St.Mary’s Cathedral, St. Cloud, Minnesota
Rebuilt between 1922 and 1931 this church was designed to replicate the 3rd Century basilica-style Romanesque church in Ravenna. So it is not surprising that the architect included a number of decorative features found in Christian churches in those early centuries.
Some of these decorative features incorporated representations of the early Crux Gammata, or Gammadion, that appeared in many early iconographic contexts, not least in the Christian catacombs of Rome. The Gammadion so termed as it was deemed to have originated from 4 capital Greek gammas juxtaposed thus having the appearance of a traditional rectilinear Swastika.
Alternating with the Gammadion there appeared representations of the Basque Cross or Lauburu, a very distinctive curvilinear form of the Swastika, though not nearly so frequently encountered as the rectilinear form.
In the period of its construction these symbols would not have presented any problem as they had been generally accepted as legitimate variants of the Greek or Roman Christian Cross for centuries.
It was only in the mid-1930s that perceived similarity with the Nazi insignia began to cause responses ranging from mild surprise to outright consternation that such a symbol should appear on a Christian church.

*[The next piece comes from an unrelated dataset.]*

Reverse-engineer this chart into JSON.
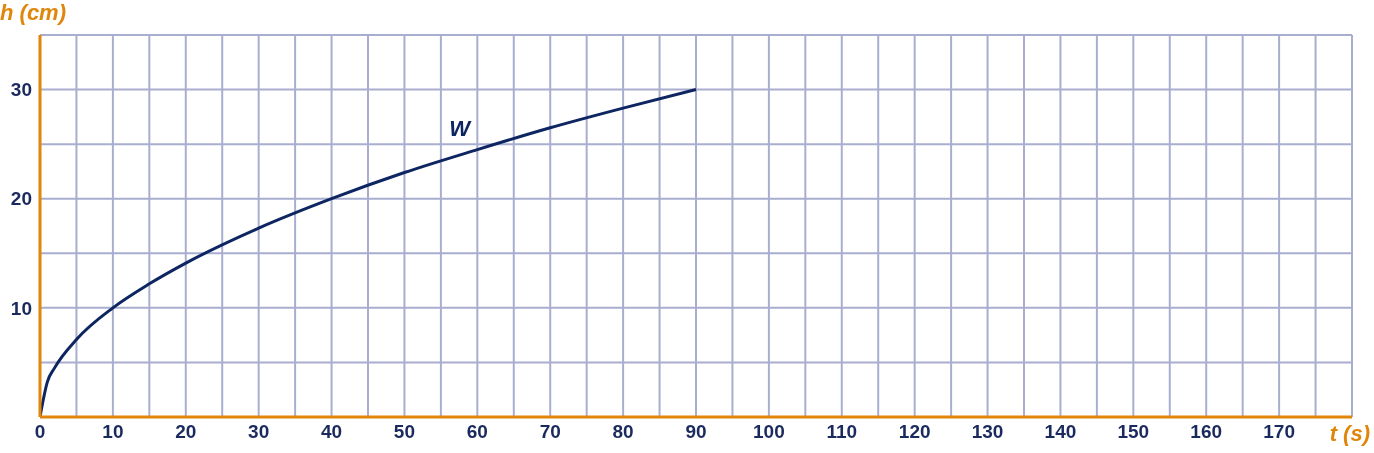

Books by Rudyard Kipling were provoking similar responses in this period and by 1933 Swastikas had been expunged from the covers of his books.
The church authorities felt that they had to make a decision. There were two options; either they had to retain these ‘suspect’ discs and provide an explanation to visitors, or they had to have them removed and replaced with softer symbols of catholic spirituality.
They finally decided to have them removed in May 2006 and provide a permanent display within the Cathedral, to inform visitors of what had been a significant feature up till then.